Run for the main branch, if succeeding

and(succeeded(), eq(variables['Build.SourceBranch'], 'refs/heads/main'))

Run if the branch is not main, if succeeding

and(succeeded(), ne(variables['Build.SourceBranch'], 'refs/heads/main'))

Run for user topic branches, if succeeding

and(succeeded(), startsWith(variables['Build.SourceBranch'], 'refs/heads/users/'))

Run for continuous integration (CI) builds if succeeding

and(succeeded(), in(variables['Build.Reason'], 'IndividualCI', 'BatchedCI'))

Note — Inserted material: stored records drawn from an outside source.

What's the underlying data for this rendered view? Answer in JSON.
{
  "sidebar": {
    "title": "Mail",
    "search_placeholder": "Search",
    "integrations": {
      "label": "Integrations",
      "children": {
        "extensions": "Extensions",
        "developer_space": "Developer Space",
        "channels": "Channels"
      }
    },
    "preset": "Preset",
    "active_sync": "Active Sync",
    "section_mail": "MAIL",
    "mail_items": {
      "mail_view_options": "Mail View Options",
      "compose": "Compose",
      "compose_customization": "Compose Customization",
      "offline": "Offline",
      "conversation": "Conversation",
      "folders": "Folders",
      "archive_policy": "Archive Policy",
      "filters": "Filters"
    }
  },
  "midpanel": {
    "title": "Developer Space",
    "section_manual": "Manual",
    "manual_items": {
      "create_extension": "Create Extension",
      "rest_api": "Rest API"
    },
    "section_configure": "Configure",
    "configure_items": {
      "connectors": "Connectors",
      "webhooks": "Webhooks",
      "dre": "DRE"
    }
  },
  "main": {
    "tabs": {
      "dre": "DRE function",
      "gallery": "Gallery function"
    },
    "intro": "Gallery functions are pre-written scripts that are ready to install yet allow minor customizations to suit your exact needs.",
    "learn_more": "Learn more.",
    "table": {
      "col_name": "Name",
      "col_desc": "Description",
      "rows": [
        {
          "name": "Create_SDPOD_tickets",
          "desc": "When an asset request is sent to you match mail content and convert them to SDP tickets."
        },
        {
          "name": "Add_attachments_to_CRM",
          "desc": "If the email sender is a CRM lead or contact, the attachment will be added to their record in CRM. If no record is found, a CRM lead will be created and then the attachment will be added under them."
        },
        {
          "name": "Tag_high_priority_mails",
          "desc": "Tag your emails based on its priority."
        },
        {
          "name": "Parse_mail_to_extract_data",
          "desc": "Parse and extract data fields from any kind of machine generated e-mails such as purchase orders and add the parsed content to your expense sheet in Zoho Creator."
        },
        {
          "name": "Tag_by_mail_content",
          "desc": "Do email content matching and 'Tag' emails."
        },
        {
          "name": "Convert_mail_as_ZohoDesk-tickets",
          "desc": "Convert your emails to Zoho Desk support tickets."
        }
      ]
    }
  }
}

Run if the build is run by a branch policy for a pull request, if failing

and(failed(), eq(variables['Build.Reason'], 'PullRequest'))

Run if the build is scheduled, even if failing, even if canceled

and(always(), eq(variables['Build.Reason'], 'Schedule'))

Release.Artifacts.{artifact-alias}.SourceBranch is equivalent to Build.SourceBranch.

Run if a variable is set to true

condition: eq(variables['System.debug'], 'true')

Run if a variable is null (empty string)

Since all variables are treated as strings in Azure Pipelines, an empty string is equivalent to null in this pipeline.

variables:
- name: testEmpty
  value: ''

jobs:
  - job: A
    steps:
    - script: echo testEmpty is blank
    condition: eq(variables.testEmpty, '')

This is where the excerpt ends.